The following letter sent to a Wireless ISP in Wisconsin, who posted it to an open mailing list - on Friday, March 12, 2004. The "laundering" to delete the names of those who sent the note was done by the ISP.

To: Jeremy & other Technicians that this may concern.

Below is a form letter that we have been sending out to the 802.11 regional Internet providers.

This should not affect your area at this time frame, but it is better to be aware of the on goings in the region.




Please route this to your network engineers/ Administrators, This is a proactive notification!

I am writing to inform that a FCC part 97, 802.11b non profit network is being installed in Racine, WI.  This will have a center frequency of channel 2 & 4 and cover the entire city.  You are probably operating under FCC Part 15 unlicensed devices. (Max Power is 4 watts EIRP!)

FCC Part 97 is amateur radio and has the primary band privileges from ch 1-5 and can operate at much higher powers than Part 15 devices going up to 100W AGC with NO antenna restrictions! Meaning we may be outputting several hundred watts EIRP.

I am writing to request that you please stay clear ( or retune if necessary ) away from amateur radio frequencies. Your options would be to retune are Ch 6-11 on the 2.4 GHz band.
  We will be running much higher power than allowed by part 15 devices! 10 Watts or more into an omni directional high gain antenna and will be operating horizontally polarized.  Our SID will be set to HSMM for High Speed Multimedia.  Our call signs will be embedded in the Access points.  There are about 15+ Stations going on the air all over from the south side of Racine to Caledonia. A Milwaukee network is starting to be planned for April....
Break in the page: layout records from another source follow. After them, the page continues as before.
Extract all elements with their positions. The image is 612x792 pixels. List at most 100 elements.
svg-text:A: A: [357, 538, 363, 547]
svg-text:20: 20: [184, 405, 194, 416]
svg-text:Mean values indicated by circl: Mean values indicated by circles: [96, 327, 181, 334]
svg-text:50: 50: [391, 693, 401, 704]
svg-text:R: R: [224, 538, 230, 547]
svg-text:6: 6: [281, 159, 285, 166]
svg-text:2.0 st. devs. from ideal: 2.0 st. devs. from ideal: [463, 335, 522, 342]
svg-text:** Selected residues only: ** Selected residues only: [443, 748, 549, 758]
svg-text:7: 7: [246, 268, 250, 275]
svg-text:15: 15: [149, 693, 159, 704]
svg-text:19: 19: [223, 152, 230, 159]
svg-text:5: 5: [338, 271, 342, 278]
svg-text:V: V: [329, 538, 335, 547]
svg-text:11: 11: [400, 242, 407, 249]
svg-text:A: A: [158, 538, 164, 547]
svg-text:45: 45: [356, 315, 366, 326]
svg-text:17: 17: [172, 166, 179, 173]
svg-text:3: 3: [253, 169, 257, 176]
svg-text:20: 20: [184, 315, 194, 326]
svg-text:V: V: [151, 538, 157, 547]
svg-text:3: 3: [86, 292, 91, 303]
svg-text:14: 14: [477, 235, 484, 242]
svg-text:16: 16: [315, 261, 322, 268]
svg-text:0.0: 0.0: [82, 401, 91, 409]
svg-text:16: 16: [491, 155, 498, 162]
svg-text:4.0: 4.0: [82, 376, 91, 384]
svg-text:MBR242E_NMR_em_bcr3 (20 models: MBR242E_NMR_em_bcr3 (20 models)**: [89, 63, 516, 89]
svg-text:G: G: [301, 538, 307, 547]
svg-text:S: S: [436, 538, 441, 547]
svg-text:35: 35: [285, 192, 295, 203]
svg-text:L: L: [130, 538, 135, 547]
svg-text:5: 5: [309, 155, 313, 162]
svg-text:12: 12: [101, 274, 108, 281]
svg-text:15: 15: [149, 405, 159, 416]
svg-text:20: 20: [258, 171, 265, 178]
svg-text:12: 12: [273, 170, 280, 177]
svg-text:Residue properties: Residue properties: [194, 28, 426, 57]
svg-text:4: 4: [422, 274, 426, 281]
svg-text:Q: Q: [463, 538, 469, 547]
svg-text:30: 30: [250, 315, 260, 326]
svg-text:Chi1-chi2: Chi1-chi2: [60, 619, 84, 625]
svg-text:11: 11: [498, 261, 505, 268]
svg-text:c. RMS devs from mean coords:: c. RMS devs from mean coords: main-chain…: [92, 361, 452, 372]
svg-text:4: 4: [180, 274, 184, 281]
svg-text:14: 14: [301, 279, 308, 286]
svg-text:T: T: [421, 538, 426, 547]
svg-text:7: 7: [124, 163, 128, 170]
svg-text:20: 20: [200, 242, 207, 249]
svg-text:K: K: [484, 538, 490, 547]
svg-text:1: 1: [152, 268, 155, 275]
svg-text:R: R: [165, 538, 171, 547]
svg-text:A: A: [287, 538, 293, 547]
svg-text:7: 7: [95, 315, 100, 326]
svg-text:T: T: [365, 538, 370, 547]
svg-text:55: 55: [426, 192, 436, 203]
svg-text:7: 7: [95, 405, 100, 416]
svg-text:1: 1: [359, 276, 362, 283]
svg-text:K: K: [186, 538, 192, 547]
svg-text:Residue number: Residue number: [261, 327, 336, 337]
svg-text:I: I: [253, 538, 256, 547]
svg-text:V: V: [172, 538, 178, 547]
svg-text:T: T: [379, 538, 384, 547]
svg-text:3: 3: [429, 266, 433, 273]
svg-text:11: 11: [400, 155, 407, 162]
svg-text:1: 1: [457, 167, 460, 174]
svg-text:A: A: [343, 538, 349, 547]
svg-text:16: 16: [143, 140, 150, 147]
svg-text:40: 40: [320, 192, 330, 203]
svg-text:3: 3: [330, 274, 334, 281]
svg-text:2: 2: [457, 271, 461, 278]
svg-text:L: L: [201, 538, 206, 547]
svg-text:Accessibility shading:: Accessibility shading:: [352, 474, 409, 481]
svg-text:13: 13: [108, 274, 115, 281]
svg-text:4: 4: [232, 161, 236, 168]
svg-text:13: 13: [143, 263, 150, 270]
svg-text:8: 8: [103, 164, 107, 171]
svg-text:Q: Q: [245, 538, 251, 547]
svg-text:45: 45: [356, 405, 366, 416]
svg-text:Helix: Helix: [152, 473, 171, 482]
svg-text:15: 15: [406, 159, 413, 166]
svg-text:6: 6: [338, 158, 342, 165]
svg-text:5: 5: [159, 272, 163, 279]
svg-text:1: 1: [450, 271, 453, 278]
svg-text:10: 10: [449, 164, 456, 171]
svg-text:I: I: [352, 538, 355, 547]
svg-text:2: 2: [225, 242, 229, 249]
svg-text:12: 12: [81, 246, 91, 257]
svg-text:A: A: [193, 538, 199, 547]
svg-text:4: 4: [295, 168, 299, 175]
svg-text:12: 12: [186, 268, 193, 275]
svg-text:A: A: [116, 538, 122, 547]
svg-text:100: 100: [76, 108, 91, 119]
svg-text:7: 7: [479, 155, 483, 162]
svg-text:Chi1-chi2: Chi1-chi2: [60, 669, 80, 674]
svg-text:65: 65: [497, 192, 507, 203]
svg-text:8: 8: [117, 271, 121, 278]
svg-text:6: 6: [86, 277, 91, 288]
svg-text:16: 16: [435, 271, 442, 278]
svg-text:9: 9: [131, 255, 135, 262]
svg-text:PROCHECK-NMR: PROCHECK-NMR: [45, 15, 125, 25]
Please take action to avoid any degradation to your network in Racine, WI and surrounding areas.  Stations are going up as we speak!  We will not be operating on the 5.8GHZ ISM band, at this time so 802.11A would be an option.

Thanks your and Contact me if you have any questions. 


Pertinent Information:

Part 15

If a Part 15 transmitter does cause interference to authorized radio communications, even if the transmitter complies with all of the technical standards and equipment authorization requirements in the FCC rules, then its operator will be required to cease operation, at least until the interference problem is corrected. Section 15.5

Part 15 transmitters receive no regulatory protection from interference.

The needs of Amateur Radio are unique, with hams routinely dealing with signal levels lower than most services consider acceptable. This would be an impossible task for the FCC to manage, and if they did, Amateur Radio might not like the line in the sand the FCC might draw with respect to signal levels. Instead, Amateur Radio gets the best of all worlds when the FCC relies on Amateur Radio to work with the Part 15 manufacturers and operators to voluntarily resolve harmful interference. As seen in much of this article, the ARRL has played a strong role in that process. Individual hams play a strong local role, too. With this, a line has been drawn in the sand against license-exempt Wireless Internet Service Providers operating in the 2.4 GHz band by Amateur Radio Operators and the ARRL and its High Speed Multimedia (ARRL HSMM) group.

Quote: Steve Stroh

My prediction (which I've voiced privately to principals of the HSMM group as a cautionary tale) is that such tactics will backfire badly on Amateur Radio, quite possibly resulting in the loss of privileges in the 2.4 GHz band (or a defacto loss where Amateur Radio privileges in the 2.4 GHz band are changed to effectively be the same as Part 15 rules.) The Amateur Radio Operators that are feeling overly posessive of "their" 2.4 GHz band, will quickly discover... the hard way, that far more serious entities than the occaisonal Wireless ISP are making critical use of the 2.4 GHz band, such as police departments and other government agencies.